Beaucoup de candidats voulant participer au réveil du Parlement Breton, sont partisans d'une Bretagne Fédérale. Un projet que Tanguy Séité accepterait "si le peuple le décide". Toujours un pied dans l'histoire, il n'oublie pas que Breizh a d'abord été un Royaume puis un Duché. Du moins, lorsqu'elle était indépendante au sens propre et figuré du terme. "Il nous faut une autorité supérieure", assène le jeune homme. Pour lui, les pays les plus démocratiques sont les pays du nord comme la Suède ou la Norvège. "Ils ont un roi. La différence avec un politique élu, c'est que la première chose à laquelle il pense, c'est garder sa place. Un roi c'est l'arbitre du jeu", me fait part Tanguy. J'ai alors cette impression d'avoir été trahie par l'expression de mon visage. A cet instant, le candidat ne semble plus me considérer comme une journaliste autodidacte mais comme une électrice à convaincre: "est-ce que tu apprécies le football?", me demande-t-il. Je lui répond que je préfère le volley. Il se lance alors dans une métaphore reprenant ses arguments: "lorsque tu joues au volley, chaque équipe a son capitaine? Comment on fait si les deux veulent arbitrer le match? D'où l'intérêt de désigner un arbitre", insiste-t-il. Mais qui pourrait prétendre à cette place aujourd'hui en Bretagne? "La famille Rohan serait légitime  mais elle a trahi en se battant du côté français à Saint Aubin du Cormier", pense tout haut Tanguy. "Ils ont tout fait pour être calife à la place du calife".

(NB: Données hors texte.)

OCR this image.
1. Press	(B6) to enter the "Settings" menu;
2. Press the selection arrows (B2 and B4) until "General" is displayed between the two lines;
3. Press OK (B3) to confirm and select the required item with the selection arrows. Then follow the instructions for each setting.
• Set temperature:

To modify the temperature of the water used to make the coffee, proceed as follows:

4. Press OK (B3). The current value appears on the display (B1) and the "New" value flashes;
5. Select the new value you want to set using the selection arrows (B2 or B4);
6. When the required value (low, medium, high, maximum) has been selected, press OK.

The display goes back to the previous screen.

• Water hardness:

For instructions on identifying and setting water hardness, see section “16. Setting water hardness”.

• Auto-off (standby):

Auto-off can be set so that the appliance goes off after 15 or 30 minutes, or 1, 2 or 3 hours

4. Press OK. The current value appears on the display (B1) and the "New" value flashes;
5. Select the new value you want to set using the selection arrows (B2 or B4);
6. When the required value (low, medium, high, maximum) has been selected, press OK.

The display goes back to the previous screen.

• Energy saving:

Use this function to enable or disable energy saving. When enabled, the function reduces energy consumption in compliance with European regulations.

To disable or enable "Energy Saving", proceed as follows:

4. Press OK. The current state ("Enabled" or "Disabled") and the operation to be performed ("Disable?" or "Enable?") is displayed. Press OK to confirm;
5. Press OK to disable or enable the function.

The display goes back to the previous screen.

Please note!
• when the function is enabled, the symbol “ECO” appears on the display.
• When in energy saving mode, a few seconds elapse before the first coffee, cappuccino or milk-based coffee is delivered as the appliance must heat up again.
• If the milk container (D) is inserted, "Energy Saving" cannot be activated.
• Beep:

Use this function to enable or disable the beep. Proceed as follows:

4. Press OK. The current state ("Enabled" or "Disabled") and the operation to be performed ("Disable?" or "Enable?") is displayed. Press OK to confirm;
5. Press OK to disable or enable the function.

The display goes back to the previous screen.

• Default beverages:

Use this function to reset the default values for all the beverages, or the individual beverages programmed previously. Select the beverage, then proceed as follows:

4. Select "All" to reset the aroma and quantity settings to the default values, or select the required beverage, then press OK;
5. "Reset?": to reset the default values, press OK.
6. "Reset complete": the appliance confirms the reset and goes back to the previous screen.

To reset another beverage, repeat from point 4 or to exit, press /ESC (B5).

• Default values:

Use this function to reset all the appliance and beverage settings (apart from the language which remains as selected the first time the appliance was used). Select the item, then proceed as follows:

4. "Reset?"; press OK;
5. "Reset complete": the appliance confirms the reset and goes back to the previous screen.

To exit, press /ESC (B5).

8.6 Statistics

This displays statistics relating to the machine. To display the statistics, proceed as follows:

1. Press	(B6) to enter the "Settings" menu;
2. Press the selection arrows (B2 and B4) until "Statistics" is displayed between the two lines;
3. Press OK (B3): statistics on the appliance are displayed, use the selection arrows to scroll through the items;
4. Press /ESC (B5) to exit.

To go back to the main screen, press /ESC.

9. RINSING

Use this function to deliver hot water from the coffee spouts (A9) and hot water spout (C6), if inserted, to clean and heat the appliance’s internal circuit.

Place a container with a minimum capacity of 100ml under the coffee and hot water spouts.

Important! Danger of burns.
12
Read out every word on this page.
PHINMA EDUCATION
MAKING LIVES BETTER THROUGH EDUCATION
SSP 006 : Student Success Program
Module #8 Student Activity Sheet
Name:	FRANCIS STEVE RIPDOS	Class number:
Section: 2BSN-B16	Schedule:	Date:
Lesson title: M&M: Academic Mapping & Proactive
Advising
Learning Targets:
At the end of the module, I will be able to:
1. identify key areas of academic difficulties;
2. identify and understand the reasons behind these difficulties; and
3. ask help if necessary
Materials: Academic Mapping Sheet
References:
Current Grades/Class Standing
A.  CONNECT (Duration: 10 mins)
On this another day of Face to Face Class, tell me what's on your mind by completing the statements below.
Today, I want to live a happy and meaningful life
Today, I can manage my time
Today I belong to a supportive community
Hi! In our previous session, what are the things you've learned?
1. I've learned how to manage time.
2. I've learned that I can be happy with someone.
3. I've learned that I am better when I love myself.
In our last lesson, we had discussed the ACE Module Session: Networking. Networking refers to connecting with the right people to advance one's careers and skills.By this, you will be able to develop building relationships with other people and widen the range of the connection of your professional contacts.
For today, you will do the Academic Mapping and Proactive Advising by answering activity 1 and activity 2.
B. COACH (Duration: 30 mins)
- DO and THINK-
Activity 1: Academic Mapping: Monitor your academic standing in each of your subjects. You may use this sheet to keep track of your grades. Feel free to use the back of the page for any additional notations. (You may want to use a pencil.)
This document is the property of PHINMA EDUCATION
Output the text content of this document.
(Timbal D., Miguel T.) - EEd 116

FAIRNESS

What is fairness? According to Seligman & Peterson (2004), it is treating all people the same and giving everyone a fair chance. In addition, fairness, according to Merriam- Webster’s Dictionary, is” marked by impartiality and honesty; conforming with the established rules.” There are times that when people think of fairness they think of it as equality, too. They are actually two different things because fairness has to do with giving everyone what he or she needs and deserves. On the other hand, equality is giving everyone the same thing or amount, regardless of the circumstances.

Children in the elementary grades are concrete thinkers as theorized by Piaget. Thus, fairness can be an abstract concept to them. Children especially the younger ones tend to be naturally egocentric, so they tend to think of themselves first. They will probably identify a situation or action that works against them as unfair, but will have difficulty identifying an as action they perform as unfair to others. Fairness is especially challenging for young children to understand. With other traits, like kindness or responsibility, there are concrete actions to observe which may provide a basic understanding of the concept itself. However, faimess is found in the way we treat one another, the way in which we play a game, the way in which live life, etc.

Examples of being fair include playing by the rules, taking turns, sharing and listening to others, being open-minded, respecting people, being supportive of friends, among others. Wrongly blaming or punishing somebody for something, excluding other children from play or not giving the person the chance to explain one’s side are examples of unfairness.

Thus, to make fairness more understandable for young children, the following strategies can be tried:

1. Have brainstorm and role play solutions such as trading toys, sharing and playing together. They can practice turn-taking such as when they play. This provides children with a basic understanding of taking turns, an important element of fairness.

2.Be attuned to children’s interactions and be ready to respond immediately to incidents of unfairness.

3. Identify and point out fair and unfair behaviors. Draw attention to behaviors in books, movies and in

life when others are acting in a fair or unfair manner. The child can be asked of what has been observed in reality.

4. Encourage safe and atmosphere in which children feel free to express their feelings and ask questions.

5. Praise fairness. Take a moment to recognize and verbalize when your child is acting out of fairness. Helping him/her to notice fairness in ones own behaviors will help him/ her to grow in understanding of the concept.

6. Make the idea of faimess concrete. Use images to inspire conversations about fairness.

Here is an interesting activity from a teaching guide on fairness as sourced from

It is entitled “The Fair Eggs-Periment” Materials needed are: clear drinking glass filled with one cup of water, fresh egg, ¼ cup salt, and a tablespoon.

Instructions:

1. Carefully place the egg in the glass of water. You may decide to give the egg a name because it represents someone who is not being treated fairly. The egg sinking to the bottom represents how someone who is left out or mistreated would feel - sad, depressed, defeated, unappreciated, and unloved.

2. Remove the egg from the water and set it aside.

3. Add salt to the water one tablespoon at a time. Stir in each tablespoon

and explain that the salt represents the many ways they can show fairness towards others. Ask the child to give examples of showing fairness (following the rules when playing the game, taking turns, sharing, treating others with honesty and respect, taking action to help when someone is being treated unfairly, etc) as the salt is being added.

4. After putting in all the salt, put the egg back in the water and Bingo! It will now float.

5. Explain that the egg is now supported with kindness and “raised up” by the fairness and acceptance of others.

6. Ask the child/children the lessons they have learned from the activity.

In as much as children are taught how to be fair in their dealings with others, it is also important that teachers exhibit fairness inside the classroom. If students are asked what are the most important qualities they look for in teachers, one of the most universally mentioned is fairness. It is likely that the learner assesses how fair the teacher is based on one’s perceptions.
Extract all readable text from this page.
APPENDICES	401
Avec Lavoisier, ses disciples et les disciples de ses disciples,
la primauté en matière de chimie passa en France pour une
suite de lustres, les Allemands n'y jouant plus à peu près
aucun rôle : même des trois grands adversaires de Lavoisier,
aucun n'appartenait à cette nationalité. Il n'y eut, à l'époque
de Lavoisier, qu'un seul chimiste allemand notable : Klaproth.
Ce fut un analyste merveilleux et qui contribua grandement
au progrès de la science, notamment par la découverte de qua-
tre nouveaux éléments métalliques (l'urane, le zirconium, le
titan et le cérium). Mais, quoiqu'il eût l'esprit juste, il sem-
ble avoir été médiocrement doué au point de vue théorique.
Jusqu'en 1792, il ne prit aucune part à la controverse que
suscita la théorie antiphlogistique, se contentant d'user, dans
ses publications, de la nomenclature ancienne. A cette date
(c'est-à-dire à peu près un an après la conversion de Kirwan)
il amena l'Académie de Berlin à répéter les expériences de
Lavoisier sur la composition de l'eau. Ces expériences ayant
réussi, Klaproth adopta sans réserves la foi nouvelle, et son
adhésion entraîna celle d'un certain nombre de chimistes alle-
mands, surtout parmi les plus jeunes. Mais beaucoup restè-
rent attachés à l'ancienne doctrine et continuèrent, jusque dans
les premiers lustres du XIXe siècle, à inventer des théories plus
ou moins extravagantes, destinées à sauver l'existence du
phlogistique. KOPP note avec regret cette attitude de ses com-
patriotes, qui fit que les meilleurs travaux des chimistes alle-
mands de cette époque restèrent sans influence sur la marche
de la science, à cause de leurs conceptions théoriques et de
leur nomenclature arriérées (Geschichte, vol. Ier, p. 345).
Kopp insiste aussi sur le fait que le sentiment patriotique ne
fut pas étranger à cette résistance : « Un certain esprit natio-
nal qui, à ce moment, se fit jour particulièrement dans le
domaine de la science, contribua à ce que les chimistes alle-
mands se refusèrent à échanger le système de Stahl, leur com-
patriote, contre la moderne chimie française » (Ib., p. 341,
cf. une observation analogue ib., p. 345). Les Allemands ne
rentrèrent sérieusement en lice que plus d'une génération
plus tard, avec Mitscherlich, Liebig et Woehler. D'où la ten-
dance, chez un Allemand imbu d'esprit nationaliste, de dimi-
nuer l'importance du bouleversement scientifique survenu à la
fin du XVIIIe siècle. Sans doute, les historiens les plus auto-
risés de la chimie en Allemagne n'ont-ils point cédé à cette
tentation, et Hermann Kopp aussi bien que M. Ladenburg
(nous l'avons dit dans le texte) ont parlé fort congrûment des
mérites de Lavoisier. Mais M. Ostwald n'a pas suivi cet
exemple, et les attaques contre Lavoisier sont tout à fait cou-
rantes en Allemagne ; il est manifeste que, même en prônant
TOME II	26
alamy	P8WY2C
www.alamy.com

La première mission du Parlement de Bretagne sera d'écrire une constitution. Une tâche qui est loin d'effrayer Tanguy Séité. "On devrait simplement reprendre les lois et les coutumes de Bretagne (4) et les mettre à jour après les avoir lues", explique-t-il. Mais quelles mises à jour? "Il ne faut pas de petits Etats dans la Bretagne. La Fédération c'est bien mais jusqu'à certaines limites", précise le fumeur de cigarillo. Dans un cadre comme celui-ci, l'éducation, la médecine et la sécurité devraient être communes à toute la Nation et dépendre donc d'un pouvoir centralisé. "Les idées sont à prendre partout. Même du côté français avec la sécurité sociale pour tous", ajoute Tanguy Séité. Désireux du renouvellement de la classe politique, il redoute la volonté de s'accrocher au pouvoir. "J'espère que le mandat d'un parlementaire ne sera pas renouvelable plus d'une fois", me confie le breton. L'engagement bénévole n'excéderait donc pas six ans.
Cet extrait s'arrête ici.